Clearly the Parent Company admitted the charge.
7. However, the Parent Company obtained subsequent approval of the shareholders for the RPTs. In this regard, SEBI LODR Regulation 23(4), states as under:
“All material related party transactions and subsequent material modifications as defined by the audit committee under sub-regulation (2) shall require prior approval of the shareholders through resolution and no related party shall vote to approve such resolutions whether the entity is a related party to the particular transaction or not."
8. Hence, if Law is read clearly. Under the Law vide the SEBI LODR Regulation 23(4), there is a clear mandate of “prior approval” of the shareholders for the material RPT. A post facto approval of the shareholders would not be a permissible way to deal with the material RPT. In view of the above, it was alleged that the Parent Company had violated clearly the provisions of Regulation 23(4) of the LODR Regulations 2015.
9. It was also observed that the definitions of related party and related party transaction in the policy were based on the provisions of the Companies Act, 2013. The definition of related party in the RPT policy was not in line with the amendments made in the Companies Act, 2013 with respect to section 2(76)(viii). The Parent Company RPT policy continued to provide the old definition. The policy was not updated. In this regard, it was also alleged that the Promoter Company failed to take into account the relevant provisions of the LODR Regulations concerning the related party and related party transactions as per updated definition in its RPT policy.

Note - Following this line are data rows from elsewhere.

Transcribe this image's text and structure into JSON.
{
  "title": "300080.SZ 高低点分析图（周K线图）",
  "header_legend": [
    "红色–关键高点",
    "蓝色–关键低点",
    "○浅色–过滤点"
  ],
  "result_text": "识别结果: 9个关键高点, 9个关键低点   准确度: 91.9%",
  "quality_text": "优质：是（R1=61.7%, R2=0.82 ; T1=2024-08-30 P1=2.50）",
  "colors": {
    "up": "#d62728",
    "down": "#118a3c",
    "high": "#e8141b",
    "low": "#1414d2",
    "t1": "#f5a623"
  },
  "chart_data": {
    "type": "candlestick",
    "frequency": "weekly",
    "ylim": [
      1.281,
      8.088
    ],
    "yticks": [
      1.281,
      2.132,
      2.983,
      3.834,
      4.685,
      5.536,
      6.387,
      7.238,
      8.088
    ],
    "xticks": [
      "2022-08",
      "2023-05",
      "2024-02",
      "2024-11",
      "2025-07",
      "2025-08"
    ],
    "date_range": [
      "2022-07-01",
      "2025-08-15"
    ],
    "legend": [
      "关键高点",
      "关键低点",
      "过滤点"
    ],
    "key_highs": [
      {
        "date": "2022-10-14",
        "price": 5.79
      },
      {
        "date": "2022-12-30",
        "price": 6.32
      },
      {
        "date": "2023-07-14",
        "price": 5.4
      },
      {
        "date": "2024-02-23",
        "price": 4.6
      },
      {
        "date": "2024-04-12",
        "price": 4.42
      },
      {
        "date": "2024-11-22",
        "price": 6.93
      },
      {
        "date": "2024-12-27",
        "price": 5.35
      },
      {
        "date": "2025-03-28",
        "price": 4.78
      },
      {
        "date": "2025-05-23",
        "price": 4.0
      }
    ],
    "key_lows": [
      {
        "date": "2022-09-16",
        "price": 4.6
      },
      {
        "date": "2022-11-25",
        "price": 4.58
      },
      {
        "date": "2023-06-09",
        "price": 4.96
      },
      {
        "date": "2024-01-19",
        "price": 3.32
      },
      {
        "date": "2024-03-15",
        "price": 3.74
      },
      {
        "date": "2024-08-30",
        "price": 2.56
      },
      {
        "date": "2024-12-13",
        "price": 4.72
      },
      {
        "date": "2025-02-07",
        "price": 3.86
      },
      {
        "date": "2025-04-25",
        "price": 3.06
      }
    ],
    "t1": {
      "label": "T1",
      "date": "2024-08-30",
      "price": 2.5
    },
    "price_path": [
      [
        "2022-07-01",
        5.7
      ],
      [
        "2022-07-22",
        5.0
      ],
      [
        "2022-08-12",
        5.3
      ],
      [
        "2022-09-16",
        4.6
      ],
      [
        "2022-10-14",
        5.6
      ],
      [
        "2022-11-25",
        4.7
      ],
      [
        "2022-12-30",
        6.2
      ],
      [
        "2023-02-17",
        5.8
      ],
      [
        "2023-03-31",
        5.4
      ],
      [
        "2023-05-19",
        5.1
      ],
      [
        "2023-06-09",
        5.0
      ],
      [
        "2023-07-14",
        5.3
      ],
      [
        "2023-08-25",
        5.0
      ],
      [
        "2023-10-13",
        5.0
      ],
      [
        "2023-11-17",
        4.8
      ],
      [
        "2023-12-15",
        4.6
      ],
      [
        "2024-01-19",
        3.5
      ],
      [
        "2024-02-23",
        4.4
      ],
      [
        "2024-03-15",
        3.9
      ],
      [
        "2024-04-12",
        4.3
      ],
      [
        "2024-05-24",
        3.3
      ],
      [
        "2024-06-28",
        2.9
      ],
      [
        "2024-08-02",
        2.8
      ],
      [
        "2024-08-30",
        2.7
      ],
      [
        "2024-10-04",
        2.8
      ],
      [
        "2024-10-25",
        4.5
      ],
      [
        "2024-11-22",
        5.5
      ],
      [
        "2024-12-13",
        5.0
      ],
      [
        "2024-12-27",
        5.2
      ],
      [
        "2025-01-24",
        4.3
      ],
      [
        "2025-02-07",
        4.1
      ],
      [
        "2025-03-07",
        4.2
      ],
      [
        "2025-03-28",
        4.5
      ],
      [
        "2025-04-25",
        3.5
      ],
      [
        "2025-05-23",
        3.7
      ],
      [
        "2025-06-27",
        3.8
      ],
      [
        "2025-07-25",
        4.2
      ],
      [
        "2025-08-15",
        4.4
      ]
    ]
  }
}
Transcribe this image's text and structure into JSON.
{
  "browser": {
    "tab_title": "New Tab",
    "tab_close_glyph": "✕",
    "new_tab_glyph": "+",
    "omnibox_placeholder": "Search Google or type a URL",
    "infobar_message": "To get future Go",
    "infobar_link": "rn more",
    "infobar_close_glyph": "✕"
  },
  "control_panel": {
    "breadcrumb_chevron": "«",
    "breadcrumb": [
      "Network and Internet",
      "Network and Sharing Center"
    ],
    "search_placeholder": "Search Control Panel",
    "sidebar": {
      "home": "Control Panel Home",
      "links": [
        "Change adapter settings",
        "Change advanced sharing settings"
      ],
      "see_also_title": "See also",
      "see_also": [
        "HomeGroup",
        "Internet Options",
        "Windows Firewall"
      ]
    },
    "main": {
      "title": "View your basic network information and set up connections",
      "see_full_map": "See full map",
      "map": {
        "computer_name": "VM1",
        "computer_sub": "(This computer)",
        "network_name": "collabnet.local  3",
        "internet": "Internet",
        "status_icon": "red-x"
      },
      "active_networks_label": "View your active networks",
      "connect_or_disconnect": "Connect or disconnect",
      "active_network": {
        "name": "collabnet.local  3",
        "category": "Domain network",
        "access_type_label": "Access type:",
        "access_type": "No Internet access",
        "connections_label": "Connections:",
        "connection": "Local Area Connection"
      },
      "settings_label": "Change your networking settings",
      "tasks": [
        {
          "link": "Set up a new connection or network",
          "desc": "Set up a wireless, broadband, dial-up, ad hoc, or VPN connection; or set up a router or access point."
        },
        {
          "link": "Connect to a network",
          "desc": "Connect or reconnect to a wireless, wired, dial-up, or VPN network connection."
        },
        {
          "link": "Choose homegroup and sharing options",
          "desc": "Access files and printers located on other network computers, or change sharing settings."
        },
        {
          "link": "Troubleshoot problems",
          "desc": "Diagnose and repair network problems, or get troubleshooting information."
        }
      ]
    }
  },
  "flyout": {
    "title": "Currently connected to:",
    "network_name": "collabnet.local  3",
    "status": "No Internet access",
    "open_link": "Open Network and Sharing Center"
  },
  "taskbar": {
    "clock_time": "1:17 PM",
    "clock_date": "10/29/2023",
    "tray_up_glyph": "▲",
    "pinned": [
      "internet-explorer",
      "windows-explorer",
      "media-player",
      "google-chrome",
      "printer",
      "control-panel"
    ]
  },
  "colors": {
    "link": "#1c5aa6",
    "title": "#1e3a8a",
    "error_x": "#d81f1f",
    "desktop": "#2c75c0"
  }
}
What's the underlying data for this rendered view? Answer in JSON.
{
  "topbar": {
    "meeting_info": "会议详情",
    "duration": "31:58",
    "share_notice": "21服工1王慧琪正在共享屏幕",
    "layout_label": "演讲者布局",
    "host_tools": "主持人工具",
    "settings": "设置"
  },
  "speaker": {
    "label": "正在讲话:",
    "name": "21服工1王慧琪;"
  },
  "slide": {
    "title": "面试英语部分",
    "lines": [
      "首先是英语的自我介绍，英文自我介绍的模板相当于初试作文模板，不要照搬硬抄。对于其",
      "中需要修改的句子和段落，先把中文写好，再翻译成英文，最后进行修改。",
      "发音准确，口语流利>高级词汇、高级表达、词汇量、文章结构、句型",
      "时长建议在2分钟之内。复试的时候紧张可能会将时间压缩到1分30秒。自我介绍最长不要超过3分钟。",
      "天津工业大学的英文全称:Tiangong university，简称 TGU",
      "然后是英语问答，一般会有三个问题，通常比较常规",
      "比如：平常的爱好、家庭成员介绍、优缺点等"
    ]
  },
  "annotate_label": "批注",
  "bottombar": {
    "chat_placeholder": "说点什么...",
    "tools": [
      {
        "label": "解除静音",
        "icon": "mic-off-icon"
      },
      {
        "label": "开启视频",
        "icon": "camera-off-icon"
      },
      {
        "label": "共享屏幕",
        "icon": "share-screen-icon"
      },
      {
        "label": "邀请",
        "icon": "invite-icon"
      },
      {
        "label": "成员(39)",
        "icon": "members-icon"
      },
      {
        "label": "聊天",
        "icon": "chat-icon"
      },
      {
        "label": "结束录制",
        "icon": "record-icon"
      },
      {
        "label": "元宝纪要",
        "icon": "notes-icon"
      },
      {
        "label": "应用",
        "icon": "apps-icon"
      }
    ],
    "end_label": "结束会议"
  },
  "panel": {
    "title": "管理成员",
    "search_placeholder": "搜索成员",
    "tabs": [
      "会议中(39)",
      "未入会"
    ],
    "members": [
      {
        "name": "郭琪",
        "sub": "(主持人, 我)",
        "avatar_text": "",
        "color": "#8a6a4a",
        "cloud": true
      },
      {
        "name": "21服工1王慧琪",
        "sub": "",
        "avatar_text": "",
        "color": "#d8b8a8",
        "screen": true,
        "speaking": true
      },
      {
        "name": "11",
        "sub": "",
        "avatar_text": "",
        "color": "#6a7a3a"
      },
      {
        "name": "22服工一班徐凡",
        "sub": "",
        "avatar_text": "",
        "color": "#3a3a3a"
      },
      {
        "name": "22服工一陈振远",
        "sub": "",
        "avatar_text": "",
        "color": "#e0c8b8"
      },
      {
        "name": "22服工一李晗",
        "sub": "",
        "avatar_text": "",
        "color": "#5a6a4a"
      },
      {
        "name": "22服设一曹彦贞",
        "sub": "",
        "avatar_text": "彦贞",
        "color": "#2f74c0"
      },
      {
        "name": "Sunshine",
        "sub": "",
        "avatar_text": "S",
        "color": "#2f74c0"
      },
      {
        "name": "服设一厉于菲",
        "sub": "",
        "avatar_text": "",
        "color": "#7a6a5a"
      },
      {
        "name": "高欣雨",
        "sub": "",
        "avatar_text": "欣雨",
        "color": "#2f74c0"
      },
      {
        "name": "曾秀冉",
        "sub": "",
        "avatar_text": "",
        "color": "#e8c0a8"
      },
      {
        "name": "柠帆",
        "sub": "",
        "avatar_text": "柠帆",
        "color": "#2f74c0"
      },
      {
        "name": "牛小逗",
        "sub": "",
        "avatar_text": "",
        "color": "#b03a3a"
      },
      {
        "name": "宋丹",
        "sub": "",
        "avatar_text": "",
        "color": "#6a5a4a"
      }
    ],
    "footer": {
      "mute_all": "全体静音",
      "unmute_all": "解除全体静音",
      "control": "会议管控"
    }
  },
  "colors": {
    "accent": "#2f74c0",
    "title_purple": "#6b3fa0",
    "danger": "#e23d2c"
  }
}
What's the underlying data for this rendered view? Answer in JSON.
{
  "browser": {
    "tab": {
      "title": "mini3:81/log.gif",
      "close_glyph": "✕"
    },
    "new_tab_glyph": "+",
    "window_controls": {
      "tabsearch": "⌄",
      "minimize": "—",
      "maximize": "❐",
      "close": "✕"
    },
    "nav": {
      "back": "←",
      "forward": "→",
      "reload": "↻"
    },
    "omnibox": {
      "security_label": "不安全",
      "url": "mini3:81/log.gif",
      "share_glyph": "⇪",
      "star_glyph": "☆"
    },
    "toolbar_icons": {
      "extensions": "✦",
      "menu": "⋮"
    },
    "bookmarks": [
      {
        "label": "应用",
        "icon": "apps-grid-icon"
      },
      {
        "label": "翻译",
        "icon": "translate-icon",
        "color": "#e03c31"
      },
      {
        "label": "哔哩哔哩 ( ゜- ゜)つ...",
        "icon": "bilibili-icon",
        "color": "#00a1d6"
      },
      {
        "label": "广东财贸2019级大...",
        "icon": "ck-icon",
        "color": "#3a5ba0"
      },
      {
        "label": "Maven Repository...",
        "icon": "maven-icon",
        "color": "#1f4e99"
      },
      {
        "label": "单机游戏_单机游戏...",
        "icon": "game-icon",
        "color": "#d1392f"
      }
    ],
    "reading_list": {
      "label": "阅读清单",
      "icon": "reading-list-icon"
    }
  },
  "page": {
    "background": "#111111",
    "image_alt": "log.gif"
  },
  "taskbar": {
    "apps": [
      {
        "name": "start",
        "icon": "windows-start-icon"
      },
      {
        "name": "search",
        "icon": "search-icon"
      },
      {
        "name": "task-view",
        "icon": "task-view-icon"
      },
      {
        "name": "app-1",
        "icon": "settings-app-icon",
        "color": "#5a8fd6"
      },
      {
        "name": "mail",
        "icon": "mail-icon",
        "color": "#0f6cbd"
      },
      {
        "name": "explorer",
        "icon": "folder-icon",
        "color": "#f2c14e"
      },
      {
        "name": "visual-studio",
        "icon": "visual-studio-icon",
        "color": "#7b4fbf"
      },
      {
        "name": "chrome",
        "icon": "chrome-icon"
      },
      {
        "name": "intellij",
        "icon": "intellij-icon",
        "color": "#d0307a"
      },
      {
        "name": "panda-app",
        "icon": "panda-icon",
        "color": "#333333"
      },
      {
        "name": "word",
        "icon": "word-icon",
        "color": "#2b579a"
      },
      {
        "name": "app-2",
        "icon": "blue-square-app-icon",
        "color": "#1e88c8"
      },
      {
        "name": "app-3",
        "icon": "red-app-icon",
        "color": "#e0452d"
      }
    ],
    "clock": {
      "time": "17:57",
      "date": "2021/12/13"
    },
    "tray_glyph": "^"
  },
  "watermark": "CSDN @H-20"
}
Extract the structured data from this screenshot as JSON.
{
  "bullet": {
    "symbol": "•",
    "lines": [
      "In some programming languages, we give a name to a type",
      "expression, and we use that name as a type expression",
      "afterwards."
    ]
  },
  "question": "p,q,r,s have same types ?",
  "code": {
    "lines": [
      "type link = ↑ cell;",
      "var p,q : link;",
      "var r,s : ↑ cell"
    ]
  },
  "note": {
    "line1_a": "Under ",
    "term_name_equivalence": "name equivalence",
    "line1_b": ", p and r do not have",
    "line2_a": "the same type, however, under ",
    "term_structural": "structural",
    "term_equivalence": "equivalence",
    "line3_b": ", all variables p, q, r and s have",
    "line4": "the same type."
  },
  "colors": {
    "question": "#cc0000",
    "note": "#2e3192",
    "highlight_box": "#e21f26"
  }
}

Hence it also violated Regulation 23. (1)of the LODR Regulations. The LODR Regulations 23 (1) stated clearly that the listed entity shall formulate a policy on materiality of related party transactions and on dealing with related party transactions including clear threshold limits duly approved by the board of directors and such policy shall be reviewed by the board of directors at least once every three years and updated accordingly. The listed entity failed to execute this duty. The Board of Directors failed here.
10. Thus the charges now centered around:
a) No "Prior Approval" of Shareholder on the RPT Transaction
b) No upgradation of policy on the RPT and Review by the Directors.
11. The "Prior Approval" is needed to be understood in view of the following judgement delivered in the case of
a) Bajaj Hindustan Ltd. v. State of UP [(2016) 12 SCC 613]: Prior Approval is not to be replaced with the word Post Facto Approval.
b) Independent Sugar Corporation Ltd. v. Girish Sriram Juneja and Ors. [ 2025 INSC 124]: The legislative intent behind the "prior approval" is not a flexible provision but a certain necessary exigencies.
12. In view of the judgments cited above, it is clear that the term "Prior Approval" appearing in SEBI LODR Regulation 23 (4) has to be given its due meaning, which in this case does not permit "Post Facto Approval" of the shareholders for a material RPT.
13. After considering the entire facts and circumstances of the case, the material available on record, the Parent Company was charged under Section 15-I of the SEBI Act read with Rule 5 of the Rules. The Company hereby imposed monetary penalty under section 15HB of the SEBI Act.